Berechtigungen aufkaufen und damit stilllegen
Mit der Tramling-App sollen Autofahrer*innen dazu beitragen können, dass die auf dem Markt verfügbaren Emissionsrechte weniger werden, die Berechtigungen werden aus dem Verkehr gezogen. Je nachdem, wie viele Menschen die App nutzen und wie viele Kilometer gefahren werden, desto mehr EU-Emissionsrechte kauft das Startup. „Dadurch kann diese Tonne an CO2 nicht von jemand anders ausgestoßen werden“, so Überla. Bis Mitte April diesen Jahrs wurden insgesamt 12 Zertifikate (für je eine Tonne CO2) gekauft. Davon wurde der Großteil jedoch nicht gefahren, sondern von Unterstützer*innen finanziert und so ermöglicht, dass die Nutzer*innen der App die ersten 10 Fahrten, bzw. maximal 500 Kilometer kostenlos fahren.

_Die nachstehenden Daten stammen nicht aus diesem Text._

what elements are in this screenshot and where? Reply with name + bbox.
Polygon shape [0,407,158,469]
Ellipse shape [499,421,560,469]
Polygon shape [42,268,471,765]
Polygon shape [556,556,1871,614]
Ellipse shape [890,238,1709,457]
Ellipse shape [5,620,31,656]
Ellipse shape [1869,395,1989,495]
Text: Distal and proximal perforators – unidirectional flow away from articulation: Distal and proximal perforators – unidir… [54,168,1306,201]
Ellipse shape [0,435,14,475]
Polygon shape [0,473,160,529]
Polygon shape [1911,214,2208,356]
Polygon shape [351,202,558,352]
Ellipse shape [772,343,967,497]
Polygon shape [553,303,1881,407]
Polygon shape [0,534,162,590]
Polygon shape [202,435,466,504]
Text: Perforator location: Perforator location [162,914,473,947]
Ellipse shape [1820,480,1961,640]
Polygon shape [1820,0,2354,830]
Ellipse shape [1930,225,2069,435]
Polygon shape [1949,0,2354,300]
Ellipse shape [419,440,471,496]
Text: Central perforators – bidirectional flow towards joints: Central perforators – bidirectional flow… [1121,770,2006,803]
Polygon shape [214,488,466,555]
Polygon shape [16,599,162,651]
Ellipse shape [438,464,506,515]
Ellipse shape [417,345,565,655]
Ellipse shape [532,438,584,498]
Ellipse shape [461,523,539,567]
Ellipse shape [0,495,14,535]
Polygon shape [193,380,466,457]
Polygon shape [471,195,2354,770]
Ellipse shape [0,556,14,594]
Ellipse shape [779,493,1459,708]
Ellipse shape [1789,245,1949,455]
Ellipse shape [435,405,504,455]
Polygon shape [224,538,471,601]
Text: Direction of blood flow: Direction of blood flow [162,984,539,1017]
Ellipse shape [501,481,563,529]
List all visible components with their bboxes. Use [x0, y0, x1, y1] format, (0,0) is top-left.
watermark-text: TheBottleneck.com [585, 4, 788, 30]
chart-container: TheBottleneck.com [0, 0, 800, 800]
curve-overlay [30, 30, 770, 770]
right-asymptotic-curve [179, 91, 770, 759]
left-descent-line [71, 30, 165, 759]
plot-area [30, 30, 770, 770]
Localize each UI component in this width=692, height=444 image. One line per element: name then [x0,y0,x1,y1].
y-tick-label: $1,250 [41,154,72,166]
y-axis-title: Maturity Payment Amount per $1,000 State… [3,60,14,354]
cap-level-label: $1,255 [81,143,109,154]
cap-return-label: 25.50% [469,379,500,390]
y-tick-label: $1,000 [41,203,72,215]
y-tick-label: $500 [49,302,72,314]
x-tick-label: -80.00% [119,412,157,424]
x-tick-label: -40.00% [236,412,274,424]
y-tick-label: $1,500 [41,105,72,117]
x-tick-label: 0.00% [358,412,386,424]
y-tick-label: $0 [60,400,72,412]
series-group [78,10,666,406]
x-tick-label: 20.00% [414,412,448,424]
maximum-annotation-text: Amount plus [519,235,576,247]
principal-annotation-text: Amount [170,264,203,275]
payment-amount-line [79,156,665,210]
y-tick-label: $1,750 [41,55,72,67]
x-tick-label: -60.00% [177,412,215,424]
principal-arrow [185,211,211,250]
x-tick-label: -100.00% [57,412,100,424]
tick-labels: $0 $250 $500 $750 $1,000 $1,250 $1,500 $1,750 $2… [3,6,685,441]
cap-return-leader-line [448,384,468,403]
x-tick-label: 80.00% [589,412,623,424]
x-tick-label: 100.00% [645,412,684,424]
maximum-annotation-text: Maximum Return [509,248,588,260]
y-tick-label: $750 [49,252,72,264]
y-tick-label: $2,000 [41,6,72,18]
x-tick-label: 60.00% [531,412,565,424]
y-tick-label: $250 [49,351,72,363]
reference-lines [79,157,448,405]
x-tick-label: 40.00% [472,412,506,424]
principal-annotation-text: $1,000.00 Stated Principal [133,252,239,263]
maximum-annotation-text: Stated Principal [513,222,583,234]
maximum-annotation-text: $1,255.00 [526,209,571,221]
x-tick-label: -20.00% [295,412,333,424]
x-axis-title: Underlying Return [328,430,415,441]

Im Verhältnis zu der Gesamtanzahl der verfügbaren Berechtigungen sind 12 Tonnen stillgelegtes CO2 natürlich erstmal sehr wenig. Nach dem Prinzip „Besser etwas Kleines als gar nichts tun“ ist Überla jedoch optimistisch: „Egal, ob wir jetzt 0,01 oder 1 Prozent von diesen Rechten kaufen – jede Tonne, die wir mit dieser Methode kaufen, wird woanders nicht ausgestoßen.“ Langfristig hofft er, dass das Startup eine große Menge an „kritischen Fahrern“, wie er sie nennt, gewinnt und damit einen größeren Einfluss auf die Anzahl der verfügbaren Emissionsrecht hat. „Langfristig gesehen wollen wir dazu kommen, dass in bestimmten Regionen hoffentlich 10 bis 20 Prozent der autofahrenden Leute unsere App laufen haben.“
Die App Tramling ist nicht der der einzige Ansatz dieser Art. Auch ForTomorrow kauft CO2-Zertifikate auf, damit sie der Industrie nicht mehr zu Verfügung stehen. Finanziert wird der Kauf der Zertifikate von den ForTomorrow-Nutzer*innen. Damit gleicht ForTomorrow nicht nur die Emissionen seiner Nutzer*innen aus, sondern investiert auch in das Pflanzen von Bäumen.